1 2 3 4 5 6 7 8 9 10 11 12 13 14 15 16 17 18 19 20 21 22 23 24 25 26 27 28 29 30 31 32 33 34 35 36 37 38 39 40 41 42 43 44 45 46 47 48 49 50 51 52 53 54 55 56 57 58 59 60 | // UrlHarvestingCrawler.java
package com.mycompany.mycrawler;
import java.io.FileOutputStream;
import java.io.OutputStreamWriter;
import java.io.PrintWriter;
import java.net.URL;
import websphinx.Crawler;
import websphinx.Link;
import websphinx.Page;
public class UrlHarvestingCrawler extends MyCrawler {
private static final long serialVersionUID = 9015164947202781853L;
private static final String URL_PATTERN = "some_pattern";
private PrintWriter output;
protected void init() throws Exception {
output = new PrintWriter(new OutputStreamWriter(
new FileOutputStream("/tmp/urls-from-public-site.txt")), true);
}
protected void destroy() {
output.flush();
output.close();
}
@Override
protected void doVisit(Page page) {
URL url = page.getURL();
output.println(url.toString());
}
@Override
public boolean shouldVisit(Link link) {
URL linkUrl = link.getURL();
return (linkUrl.toString().contains(URL_PATTERN));
}
/**
* This is how we are called.
* @param argv command line args.
*/
public static void main(String[] argv) {
UrlHarvestingCrawler crawler = new UrlHarvestingCrawler();
try {
crawler.init();
crawler.setRoot(new Link(new URL("http://www.public-site.com/page")));
crawler.setDomain(Crawler.SERVER); // reset this since we are interested in siblings
crawler.setMaxDepth(2); // only crawl 2 levels deep, default 5
crawler.run();
} catch (Exception e) {
e.printStackTrace();
} finally {
crawler.destroy();
}
}
}
|
Obviously, there can be many more interesting use cases WebSPHINX can be applied to.

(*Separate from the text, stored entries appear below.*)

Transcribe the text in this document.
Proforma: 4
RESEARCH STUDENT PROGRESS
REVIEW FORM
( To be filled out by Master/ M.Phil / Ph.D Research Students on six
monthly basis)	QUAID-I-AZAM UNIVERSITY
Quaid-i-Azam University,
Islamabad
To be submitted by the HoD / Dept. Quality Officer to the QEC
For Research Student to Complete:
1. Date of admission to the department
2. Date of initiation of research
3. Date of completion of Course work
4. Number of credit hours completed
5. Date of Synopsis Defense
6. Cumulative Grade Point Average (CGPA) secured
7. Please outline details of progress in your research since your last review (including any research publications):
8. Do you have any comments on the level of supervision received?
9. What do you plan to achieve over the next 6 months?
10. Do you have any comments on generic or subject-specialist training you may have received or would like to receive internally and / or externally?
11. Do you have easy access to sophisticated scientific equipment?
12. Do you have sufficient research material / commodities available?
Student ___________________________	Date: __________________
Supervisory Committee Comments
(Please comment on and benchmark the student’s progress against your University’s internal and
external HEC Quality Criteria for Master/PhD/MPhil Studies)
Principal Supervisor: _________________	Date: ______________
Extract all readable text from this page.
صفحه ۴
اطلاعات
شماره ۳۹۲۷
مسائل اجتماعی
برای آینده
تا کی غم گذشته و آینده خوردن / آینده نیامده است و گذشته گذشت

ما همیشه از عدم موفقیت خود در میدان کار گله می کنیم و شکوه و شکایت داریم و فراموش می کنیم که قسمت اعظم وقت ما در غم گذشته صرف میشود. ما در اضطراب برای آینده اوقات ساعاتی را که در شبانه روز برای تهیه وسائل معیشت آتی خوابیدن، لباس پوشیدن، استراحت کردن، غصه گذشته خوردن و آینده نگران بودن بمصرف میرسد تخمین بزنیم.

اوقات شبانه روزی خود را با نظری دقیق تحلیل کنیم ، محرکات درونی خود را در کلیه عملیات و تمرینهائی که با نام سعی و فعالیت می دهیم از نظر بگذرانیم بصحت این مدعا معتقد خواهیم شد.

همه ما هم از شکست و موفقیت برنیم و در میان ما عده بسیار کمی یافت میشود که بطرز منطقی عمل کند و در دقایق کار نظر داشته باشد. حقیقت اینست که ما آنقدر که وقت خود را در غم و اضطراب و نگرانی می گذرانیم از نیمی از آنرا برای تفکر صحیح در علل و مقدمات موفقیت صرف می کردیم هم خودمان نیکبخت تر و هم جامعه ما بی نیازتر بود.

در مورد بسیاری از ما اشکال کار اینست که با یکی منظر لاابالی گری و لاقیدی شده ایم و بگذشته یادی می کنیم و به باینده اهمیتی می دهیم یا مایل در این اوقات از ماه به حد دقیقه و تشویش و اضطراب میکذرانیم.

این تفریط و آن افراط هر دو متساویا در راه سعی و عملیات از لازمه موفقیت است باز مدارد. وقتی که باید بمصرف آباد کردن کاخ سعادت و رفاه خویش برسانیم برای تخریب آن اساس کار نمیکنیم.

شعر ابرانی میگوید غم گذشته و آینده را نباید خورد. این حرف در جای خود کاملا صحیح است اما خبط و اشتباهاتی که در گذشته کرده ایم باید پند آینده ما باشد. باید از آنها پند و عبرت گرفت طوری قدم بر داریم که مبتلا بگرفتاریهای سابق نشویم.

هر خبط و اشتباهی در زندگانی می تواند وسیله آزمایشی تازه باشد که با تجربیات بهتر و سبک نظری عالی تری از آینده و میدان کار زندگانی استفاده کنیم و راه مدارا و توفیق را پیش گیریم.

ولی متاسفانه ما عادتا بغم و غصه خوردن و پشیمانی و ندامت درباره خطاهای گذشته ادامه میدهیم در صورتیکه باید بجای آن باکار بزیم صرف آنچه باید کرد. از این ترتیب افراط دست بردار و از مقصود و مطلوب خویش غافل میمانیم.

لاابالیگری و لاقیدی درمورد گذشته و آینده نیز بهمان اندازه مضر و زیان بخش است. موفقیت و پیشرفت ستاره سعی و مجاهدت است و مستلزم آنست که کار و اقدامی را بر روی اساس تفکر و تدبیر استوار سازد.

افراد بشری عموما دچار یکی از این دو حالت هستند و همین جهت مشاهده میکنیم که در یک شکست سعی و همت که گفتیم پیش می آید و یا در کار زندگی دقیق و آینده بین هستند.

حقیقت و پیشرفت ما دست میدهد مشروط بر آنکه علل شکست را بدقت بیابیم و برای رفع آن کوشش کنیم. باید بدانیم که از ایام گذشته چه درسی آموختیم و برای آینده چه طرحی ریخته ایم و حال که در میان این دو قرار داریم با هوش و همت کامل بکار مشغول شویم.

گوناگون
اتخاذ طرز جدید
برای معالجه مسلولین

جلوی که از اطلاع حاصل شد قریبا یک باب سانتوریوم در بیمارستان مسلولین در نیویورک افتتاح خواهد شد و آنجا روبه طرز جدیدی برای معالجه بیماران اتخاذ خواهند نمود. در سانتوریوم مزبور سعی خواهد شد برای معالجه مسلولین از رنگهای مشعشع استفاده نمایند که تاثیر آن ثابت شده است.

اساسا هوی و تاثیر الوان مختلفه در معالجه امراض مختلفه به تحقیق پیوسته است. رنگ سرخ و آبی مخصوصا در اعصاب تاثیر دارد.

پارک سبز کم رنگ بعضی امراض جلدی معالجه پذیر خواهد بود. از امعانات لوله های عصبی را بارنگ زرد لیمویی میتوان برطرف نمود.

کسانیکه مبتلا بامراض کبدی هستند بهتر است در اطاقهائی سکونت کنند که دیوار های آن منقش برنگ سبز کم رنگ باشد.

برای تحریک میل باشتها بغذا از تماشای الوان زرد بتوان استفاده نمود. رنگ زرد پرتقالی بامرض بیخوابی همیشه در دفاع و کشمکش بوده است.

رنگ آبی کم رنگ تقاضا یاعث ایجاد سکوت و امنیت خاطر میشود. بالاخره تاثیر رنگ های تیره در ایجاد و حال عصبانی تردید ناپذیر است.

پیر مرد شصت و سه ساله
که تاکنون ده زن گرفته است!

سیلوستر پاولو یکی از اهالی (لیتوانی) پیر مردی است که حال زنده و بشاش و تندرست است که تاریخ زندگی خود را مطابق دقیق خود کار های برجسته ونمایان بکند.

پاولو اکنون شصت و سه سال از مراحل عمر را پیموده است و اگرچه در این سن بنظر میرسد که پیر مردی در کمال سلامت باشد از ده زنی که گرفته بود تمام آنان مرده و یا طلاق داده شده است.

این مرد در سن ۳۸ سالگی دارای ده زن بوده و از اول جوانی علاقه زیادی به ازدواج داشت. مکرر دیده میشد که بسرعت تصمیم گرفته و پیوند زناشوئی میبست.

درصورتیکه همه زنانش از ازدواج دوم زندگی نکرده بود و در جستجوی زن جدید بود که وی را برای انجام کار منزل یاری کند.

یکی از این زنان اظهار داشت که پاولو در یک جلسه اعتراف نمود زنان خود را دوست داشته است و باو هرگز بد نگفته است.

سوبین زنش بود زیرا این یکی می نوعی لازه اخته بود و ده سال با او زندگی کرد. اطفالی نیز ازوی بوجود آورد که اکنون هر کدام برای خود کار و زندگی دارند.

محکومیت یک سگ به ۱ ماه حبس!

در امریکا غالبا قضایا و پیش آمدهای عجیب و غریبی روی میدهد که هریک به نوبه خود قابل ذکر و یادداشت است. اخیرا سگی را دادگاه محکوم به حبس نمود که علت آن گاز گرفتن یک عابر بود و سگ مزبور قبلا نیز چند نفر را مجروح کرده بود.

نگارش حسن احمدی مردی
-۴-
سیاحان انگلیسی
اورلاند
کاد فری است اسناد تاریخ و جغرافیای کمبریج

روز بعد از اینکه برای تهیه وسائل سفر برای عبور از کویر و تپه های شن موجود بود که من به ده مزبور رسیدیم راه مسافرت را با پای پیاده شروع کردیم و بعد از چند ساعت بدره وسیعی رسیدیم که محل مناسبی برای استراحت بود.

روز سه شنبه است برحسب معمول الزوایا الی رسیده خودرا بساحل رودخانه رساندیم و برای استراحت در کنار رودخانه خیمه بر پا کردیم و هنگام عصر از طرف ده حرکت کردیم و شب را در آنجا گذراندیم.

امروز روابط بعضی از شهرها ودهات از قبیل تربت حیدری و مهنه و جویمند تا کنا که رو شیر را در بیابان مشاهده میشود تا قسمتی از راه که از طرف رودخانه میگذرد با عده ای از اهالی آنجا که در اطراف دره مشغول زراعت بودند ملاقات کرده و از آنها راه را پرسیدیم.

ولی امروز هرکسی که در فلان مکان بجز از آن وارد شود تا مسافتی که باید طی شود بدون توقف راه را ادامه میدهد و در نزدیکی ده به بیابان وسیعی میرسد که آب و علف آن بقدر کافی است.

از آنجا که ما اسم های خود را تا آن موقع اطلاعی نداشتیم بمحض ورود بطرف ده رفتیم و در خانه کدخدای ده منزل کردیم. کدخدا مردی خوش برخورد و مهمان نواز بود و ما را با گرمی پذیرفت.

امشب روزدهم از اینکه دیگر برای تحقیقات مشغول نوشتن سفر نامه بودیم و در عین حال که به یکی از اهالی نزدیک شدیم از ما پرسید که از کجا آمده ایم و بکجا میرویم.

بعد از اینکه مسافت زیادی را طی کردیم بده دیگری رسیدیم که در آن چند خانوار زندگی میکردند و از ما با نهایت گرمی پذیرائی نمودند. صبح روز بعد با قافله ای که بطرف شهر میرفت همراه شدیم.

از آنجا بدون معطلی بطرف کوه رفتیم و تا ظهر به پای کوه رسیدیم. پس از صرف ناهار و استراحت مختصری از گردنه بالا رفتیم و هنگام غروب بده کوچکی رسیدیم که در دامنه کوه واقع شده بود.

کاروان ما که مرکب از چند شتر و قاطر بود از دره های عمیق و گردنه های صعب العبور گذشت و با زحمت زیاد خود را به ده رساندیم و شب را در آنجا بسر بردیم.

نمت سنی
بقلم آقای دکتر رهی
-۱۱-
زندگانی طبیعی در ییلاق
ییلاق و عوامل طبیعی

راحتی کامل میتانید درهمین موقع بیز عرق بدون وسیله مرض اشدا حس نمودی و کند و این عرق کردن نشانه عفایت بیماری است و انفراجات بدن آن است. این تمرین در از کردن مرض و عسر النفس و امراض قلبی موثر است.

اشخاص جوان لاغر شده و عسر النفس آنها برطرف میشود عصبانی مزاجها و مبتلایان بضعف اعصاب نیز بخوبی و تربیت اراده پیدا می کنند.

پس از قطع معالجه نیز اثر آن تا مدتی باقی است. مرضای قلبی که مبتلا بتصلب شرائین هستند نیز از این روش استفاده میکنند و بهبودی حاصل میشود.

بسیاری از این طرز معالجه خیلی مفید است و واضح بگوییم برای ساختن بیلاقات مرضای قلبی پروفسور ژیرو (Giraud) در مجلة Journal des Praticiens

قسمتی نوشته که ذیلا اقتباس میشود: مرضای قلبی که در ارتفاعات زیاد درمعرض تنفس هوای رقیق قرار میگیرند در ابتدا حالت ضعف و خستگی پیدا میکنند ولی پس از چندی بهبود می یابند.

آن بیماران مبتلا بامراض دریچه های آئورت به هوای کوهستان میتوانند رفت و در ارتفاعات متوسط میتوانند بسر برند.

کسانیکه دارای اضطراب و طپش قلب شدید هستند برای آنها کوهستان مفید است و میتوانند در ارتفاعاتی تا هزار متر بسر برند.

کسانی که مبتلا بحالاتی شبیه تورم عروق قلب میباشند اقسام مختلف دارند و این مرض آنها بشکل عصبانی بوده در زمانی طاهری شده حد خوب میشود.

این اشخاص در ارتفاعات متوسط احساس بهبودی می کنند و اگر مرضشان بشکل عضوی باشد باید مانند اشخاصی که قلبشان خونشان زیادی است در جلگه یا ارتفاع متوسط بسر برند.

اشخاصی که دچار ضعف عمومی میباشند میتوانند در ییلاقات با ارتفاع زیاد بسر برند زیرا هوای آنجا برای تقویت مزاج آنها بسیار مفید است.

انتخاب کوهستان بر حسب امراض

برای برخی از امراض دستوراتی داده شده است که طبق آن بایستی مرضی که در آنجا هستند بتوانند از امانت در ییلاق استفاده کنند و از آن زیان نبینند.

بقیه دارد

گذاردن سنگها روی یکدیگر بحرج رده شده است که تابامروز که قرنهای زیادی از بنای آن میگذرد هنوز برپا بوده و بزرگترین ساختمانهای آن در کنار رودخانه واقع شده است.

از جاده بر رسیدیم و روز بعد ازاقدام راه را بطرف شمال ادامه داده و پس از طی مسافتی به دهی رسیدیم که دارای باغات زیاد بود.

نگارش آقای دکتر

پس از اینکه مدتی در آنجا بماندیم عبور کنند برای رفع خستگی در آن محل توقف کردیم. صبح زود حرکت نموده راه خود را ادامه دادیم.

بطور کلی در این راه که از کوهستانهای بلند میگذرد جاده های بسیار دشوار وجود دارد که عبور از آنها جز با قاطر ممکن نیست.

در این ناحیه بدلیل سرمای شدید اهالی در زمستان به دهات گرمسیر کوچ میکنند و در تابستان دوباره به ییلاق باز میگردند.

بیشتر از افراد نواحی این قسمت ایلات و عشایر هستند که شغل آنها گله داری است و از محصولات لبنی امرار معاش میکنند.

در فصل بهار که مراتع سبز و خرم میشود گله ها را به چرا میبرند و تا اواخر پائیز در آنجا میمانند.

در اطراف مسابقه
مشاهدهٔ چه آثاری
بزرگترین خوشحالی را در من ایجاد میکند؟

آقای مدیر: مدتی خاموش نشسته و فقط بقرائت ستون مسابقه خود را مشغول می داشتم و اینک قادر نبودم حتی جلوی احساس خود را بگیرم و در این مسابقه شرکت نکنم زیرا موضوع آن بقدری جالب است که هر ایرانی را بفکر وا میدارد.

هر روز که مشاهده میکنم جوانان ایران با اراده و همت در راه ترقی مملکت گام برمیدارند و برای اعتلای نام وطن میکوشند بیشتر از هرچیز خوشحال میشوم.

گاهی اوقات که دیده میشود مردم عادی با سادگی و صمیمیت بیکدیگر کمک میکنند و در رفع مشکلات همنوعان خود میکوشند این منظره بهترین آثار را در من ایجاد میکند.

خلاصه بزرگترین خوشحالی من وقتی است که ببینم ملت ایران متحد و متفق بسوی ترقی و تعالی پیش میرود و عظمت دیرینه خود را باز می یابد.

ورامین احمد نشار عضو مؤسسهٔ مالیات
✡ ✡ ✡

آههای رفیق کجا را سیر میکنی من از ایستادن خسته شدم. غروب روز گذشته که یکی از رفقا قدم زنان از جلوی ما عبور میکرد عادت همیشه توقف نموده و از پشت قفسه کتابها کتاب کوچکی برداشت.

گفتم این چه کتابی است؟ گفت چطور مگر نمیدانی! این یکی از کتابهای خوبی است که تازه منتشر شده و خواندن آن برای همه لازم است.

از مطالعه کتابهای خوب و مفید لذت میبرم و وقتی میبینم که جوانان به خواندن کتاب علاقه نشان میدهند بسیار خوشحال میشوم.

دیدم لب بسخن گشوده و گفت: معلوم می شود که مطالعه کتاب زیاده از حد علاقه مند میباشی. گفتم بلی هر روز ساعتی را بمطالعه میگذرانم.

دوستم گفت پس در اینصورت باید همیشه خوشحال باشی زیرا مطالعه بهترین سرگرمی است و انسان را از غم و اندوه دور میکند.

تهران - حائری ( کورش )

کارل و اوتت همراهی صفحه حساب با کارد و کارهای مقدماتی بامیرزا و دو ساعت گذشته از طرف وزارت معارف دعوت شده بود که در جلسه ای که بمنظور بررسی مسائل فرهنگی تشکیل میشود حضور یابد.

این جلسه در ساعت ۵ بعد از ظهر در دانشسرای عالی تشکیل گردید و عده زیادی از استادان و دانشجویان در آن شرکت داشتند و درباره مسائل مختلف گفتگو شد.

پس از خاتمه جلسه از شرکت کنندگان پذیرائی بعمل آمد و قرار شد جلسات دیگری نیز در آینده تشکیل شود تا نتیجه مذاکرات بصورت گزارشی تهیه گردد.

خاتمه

Also, you can probably do a lot of this stuff using a well crafted wget call or by wrapping a well-crafted wget call (or calls) inside a shell script. However, WebSPHINX offers a neat way to do this with Java, which at least in my opinion, is more maintainable.
A few cautions. If you are going to run a crawler frequently (possibly from your home account), be aware that your ISP may come down hard on you for excessive bandwidth use. But this probably doesn't apply if you are going to use WebSPHINX for the type of one-off situations I have described above.
A few other cautions to keep in mind when actually running this (or any) crawler. Crawling other people's web sites is an intrusion to them. Sure, they put up their sites to be viewed, so in a sense its public property, but they put it up to be viewed by humans, and they usually have advertising and other stuff on the page from which they hope to make some money. Not only is your crawler not helping them do this but it is consuming bandwidth they reserve for their human visitors, so be as nice and non-intrusive as you can. Don't hit them too hard, don't crawl parts of their site they tell you not to, and let them know who you are, so they can get back to you with a cease-and-desist order (and obey the cease-and-desist if they hand you one).
As you have seen from the article, the MyCrawler subclass of the WebSPHINX Crawler applies these checks so my crawls are as well behaved as I know how to make them. Obviously, I am not a crawling guru, so if you have suggestions that will make them better behaved, by all means let me know, and I will be happy to add in your suggestions.